At the end of each working day, highway police must report the total amount of time spent performing certain tasks. During one 8-hour shift, an officer spent 30 minutes aiding vehicles in distress, 1 3 over 4 hours at the scene of an accident, and 2 hours and 25 minutes writing tickets. How much time did the officer spend doing these tasks?
Select the correct answer.
Question 1 options:
4 fraction numerator 2 over denominator 3 end fraction hours
4 fraction numerator 1 over denominator 3 end fraction hours
4 fraction numerator 1 over denominator 2 end fraction hours
To find the total amount of time spent on these tasks, we need to add the time spent aiding vehicles in distress, the time spent at the scene of an accident, and the time spent writing tickets.
Converting the time spent at the scene of an accident from mixed number to improper fraction:
1 3/4 = 4/4 + 3/4 = 7/4
Converting the time spent writing tickets to an improper fraction:
2 hours and 25 minutes = 2 + 25/60 = 2 + 5/12 = 24/12 + 5/12 = 29/12
Now, adding the time spent on each task:
30 minutes = 30/60 = 1/2 hour
7/4 hours + 29/12 hours + 1/2 hour = (7/4 + 29/12 + 1/2) hours
To add the fractions, we need a common denominator, which is 12:
(7/4 + 29/12 + 1/2) hours = (21/12 + 29/12 + 6/12) hours = 56/12 hours
Simplifying the fraction:
56/12 = 4 and 2/3
Therefore, the total amount of time the officer spent on these tasks is 4 2/3 hours.
The correct answer is 4 fraction numerator 2 over denominator 3 end fraction hours.
To determine the total amount of time the officer spent doing these tasks, we need to add up the individual times.
The officer spent 30 minutes aiding vehicles in distress, which is equal to 30/60 = 1/2 hours.
The officer spent 1 3/4 hours at the scene of an accident. To add the whole numbers and fractions, we first convert the whole number to a fraction. 1 = 4/4. Then we add the fractions: 4/4 + 3/4 = 7/4 hours.
The officer spent 2 hours and 25 minutes writing tickets, which is equal to 2 + 25/60 = 2 + 5/12 = 29/12 hours.
To find the total time spent on these tasks, we add the three amounts:
1/2 hours + 7/4 hours + 29/12 hours.
To simplify the fractions, we need to find a common denominator.
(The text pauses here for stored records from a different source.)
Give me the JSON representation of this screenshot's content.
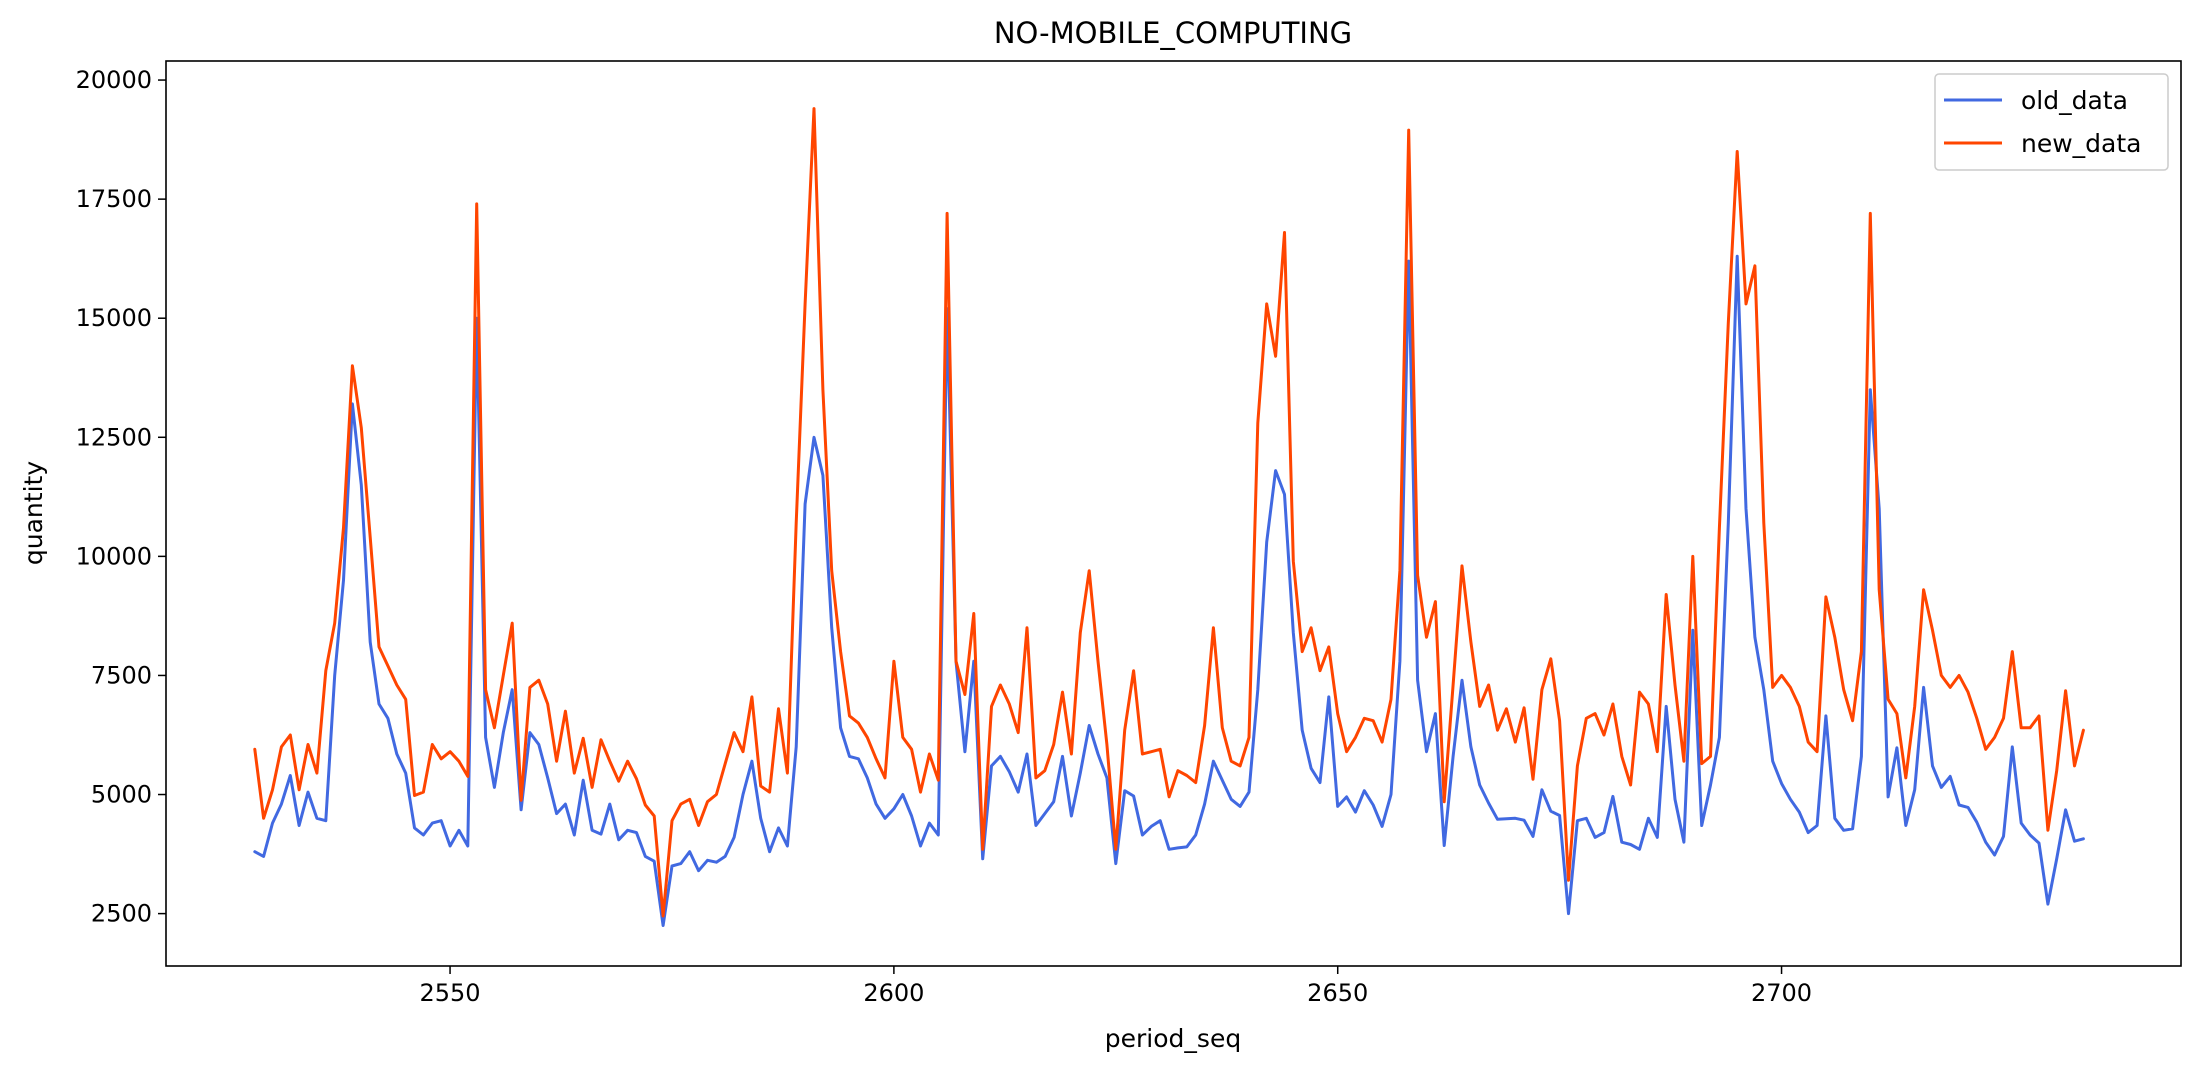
{
  "chart_data": {
    "type": "line",
    "title": "NO-MOBILE_COMPUTING",
    "xlabel": "period_seq",
    "ylabel": "quantity",
    "xlim": [
      2518,
      2745
    ],
    "ylim": [
      1400,
      20400
    ],
    "x_ticks": [
      2550,
      2600,
      2650,
      2700
    ],
    "y_ticks": [
      2500,
      5000,
      7500,
      10000,
      12500,
      15000,
      17500,
      20000
    ],
    "x_start": 2528,
    "legend_position": "top-right",
    "grid": false,
    "series": [
      {
        "name": "old_data",
        "color": "#4169e1",
        "values": [
          3800,
          3700,
          4400,
          4800,
          5400,
          4350,
          5050,
          4500,
          4450,
          7500,
          9500,
          13200,
          11500,
          8200,
          6900,
          6600,
          5850,
          5450,
          4300,
          4150,
          4400,
          4450,
          3920,
          4250,
          3920,
          15000,
          6200,
          5150,
          6300,
          7200,
          4680,
          6300,
          6050,
          5350,
          4600,
          4800,
          4150,
          5300,
          4250,
          4170,
          4800,
          4050,
          4250,
          4200,
          3700,
          3600,
          2250,
          3500,
          3550,
          3800,
          3400,
          3620,
          3580,
          3700,
          4100,
          5000,
          5700,
          4500,
          3800,
          4300,
          3920,
          6000,
          11100,
          12500,
          11700,
          8500,
          6400,
          5800,
          5750,
          5350,
          4800,
          4500,
          4700,
          5000,
          4550,
          3920,
          4400,
          4150,
          15200,
          7800,
          5900,
          7800,
          3650,
          5600,
          5800,
          5480,
          5050,
          5850,
          4350,
          4600,
          4850,
          5800,
          4550,
          5450,
          6450,
          5850,
          5350,
          3550,
          5080,
          4970,
          4150,
          4330,
          4450,
          3850,
          3880,
          3900,
          4150,
          4800,
          5700,
          5300,
          4900,
          4750,
          5050,
          7200,
          10300,
          11800,
          11300,
          8400,
          6350,
          5550,
          5250,
          7050,
          4750,
          4950,
          4630,
          5080,
          4780,
          4330,
          5000,
          7800,
          16200,
          7400,
          5900,
          6700,
          3930,
          5800,
          7400,
          6000,
          5200,
          4820,
          4480,
          4490,
          4500,
          4460,
          4120,
          5100,
          4650,
          4560,
          2500,
          4450,
          4500,
          4100,
          4200,
          4960,
          4000,
          3950,
          3850,
          4500,
          4100,
          6850,
          4900,
          4000,
          8450,
          4350,
          5200,
          6200,
          10700,
          16300,
          11000,
          8300,
          7200,
          5700,
          5230,
          4900,
          4630,
          4200,
          4350,
          6650,
          4500,
          4250,
          4280,
          5800,
          13500,
          11000,
          4950,
          5980,
          4350,
          5100,
          7250,
          5600,
          5150,
          5380,
          4780,
          4730,
          4420,
          4000,
          3730,
          4120,
          6000,
          4400,
          4150,
          3980,
          2700,
          3650,
          4680,
          4020,
          4070
        ]
      },
      {
        "name": "new_data",
        "color": "#ff4500",
        "values": [
          5950,
          4500,
          5100,
          6000,
          6250,
          5100,
          6050,
          5450,
          7600,
          8600,
          10600,
          14000,
          12700,
          10400,
          8100,
          7700,
          7300,
          7000,
          4980,
          5050,
          6050,
          5750,
          5900,
          5700,
          5380,
          17400,
          7200,
          6400,
          7500,
          8600,
          4880,
          7250,
          7400,
          6900,
          5700,
          6750,
          5450,
          6180,
          5150,
          6150,
          5700,
          5280,
          5700,
          5330,
          4780,
          4550,
          2450,
          4450,
          4800,
          4900,
          4350,
          4850,
          5000,
          5650,
          6300,
          5900,
          7050,
          5180,
          5050,
          6800,
          5450,
          10700,
          15300,
          19400,
          13500,
          9700,
          8000,
          6650,
          6500,
          6200,
          5750,
          5350,
          7800,
          6200,
          5950,
          5050,
          5850,
          5300,
          17200,
          7800,
          7100,
          8800,
          3850,
          6850,
          7300,
          6900,
          6300,
          8500,
          5350,
          5500,
          6050,
          7150,
          5850,
          8400,
          9700,
          7800,
          6050,
          3850,
          6350,
          7600,
          5850,
          5900,
          5950,
          4950,
          5500,
          5400,
          5250,
          6450,
          8500,
          6400,
          5700,
          5600,
          6200,
          12800,
          15300,
          14200,
          16800,
          9900,
          8000,
          8500,
          7600,
          8100,
          6700,
          5900,
          6200,
          6600,
          6550,
          6100,
          7000,
          9700,
          18950,
          9600,
          8300,
          9050,
          4850,
          7300,
          9800,
          8200,
          6850,
          7300,
          6350,
          6800,
          6100,
          6820,
          5320,
          7200,
          7850,
          6550,
          3200,
          5600,
          6600,
          6700,
          6250,
          6900,
          5800,
          5200,
          7150,
          6900,
          5900,
          9200,
          7300,
          5700,
          10000,
          5650,
          5800,
          10600,
          14900,
          18500,
          15300,
          16100,
          10700,
          7250,
          7500,
          7250,
          6850,
          6100,
          5900,
          9150,
          8300,
          7200,
          6550,
          8000,
          17200,
          9300,
          7000,
          6700,
          5350,
          6850,
          9300,
          8450,
          7500,
          7250,
          7500,
          7150,
          6600,
          5950,
          6200,
          6600,
          8000,
          6400,
          6400,
          6650,
          4250,
          5500,
          7180,
          5600,
          6350
        ]
      }
    ]
  }
}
The common denominator for 2, 4, and 12 is 12.
1/2 hours can be rewritten as 6/12 hours.
7/4 hours can be rewritten as 21/12 hours.
29/12 hours stays the same.
Now we can add the fractions:
6/12 hours + 21/12 hours + 29/12 hours = 56/12 hours.
To simplify the fraction, we divide the numerator by the denominator:
56/12 ÷ 4/12 = 56/12 × 12/4 = 14/1 = 14 hours.
Therefore, the officer spent a total of 14 hours doing these tasks.
The correct answer is: 14 hours.
To find the total amount of time the officer spent on these tasks, we add the time spent aiding vehicles in distress (30 minutes), the time spent at the scene of an accident (1 3 over 4 hours), and the time spent writing tickets (2 hours and 25 minutes).
First, let's convert the time spent at the scene of an accident to a fraction of an hour.
1 3 over 4 hours can be converted to 1.75 hours (since 3 over 4 is the same as 0.75).
Now, let's convert the time spent writing tickets to a fraction of an hour.
2 hours and 25 minutes can be converted to 2.42 hours (since 25 minutes is the same as 0.42).
Now, add the time spent aiding vehicles in distress, the time spent at the scene of an accident, and the time spent writing tickets:
30 minutes + 1.75 hours + 2.42 hours = 4.17 hours
Therefore, the officer spent 4 fraction numerator 1 over denominator 2 end fraction hours doing these tasks.